Just keep in mind that some species (such as Bronze Cory) may be venomous.

Karimeen- Green Chromide

Karimeen is a green chromide cichlid fish that may be found in Kerala’s backwaters. It is also known as Pearl Spouts. Green chromide is found in river deltas and coastal habitats in India.

Bristlenose Pleco

The Bristlenose should be removed from your list if you’re thinking about breeding your fish; it’s definitely not what you want.

The Bristlenose pleco, a catfish species, is known for being difficult to breed. Even the most skilled and dedicated aquarists have had little luck in their attempts.
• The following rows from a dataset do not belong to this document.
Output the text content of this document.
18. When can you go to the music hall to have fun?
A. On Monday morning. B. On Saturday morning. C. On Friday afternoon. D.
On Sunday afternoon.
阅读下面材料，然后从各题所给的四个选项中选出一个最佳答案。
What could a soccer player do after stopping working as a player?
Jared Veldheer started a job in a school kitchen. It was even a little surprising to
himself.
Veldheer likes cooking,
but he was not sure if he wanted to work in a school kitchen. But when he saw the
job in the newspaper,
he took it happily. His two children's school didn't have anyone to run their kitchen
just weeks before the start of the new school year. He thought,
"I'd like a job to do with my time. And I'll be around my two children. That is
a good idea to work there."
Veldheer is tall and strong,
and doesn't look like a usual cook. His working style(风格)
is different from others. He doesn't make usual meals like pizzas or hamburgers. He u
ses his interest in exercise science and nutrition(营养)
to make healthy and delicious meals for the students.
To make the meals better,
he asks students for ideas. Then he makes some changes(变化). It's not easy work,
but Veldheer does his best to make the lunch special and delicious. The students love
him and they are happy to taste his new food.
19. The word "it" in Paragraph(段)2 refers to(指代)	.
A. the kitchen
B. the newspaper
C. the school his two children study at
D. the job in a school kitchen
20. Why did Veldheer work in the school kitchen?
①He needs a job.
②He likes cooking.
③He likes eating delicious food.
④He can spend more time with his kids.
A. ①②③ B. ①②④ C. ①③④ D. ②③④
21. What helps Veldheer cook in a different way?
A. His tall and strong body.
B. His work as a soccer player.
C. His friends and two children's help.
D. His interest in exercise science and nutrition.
Read our care guide for the: Bristlenose Pleco

This fish is particularly fond of feasting on the algae that forms in a tank, so it can be relied upon to clean the aquarium in which it is kept. It requires little typical fish food.

The Bristlenose may be quite entertaining to watch, even if it is a bottom feeder, since it has a tendency to catapult itself into the water (don’t house one in an open tank).

Discus Fish

One of the biggest cichlids in South America is the Discus. They’re also the quietest creatures around. Together with the Angelfish, this colorful cichlid holds the title “King of the Aquarium.”

The Discus is one of the few cichlids that travels in a group, and most cichlids are aggressive to their own kind. You’ll need at least a 55 gallon tank to house them all since they’re content in a shoal of at least 5 others.

They may be difficult to keep, despite their peaceful nature. Every time you do a water change, the water must be dechlorinated, and discus are very sensitive to changes in water quality.

Although they are not territorial, discus may bully fish for food and territory within their school. You’ll have to make sure that every fish in the group is fed.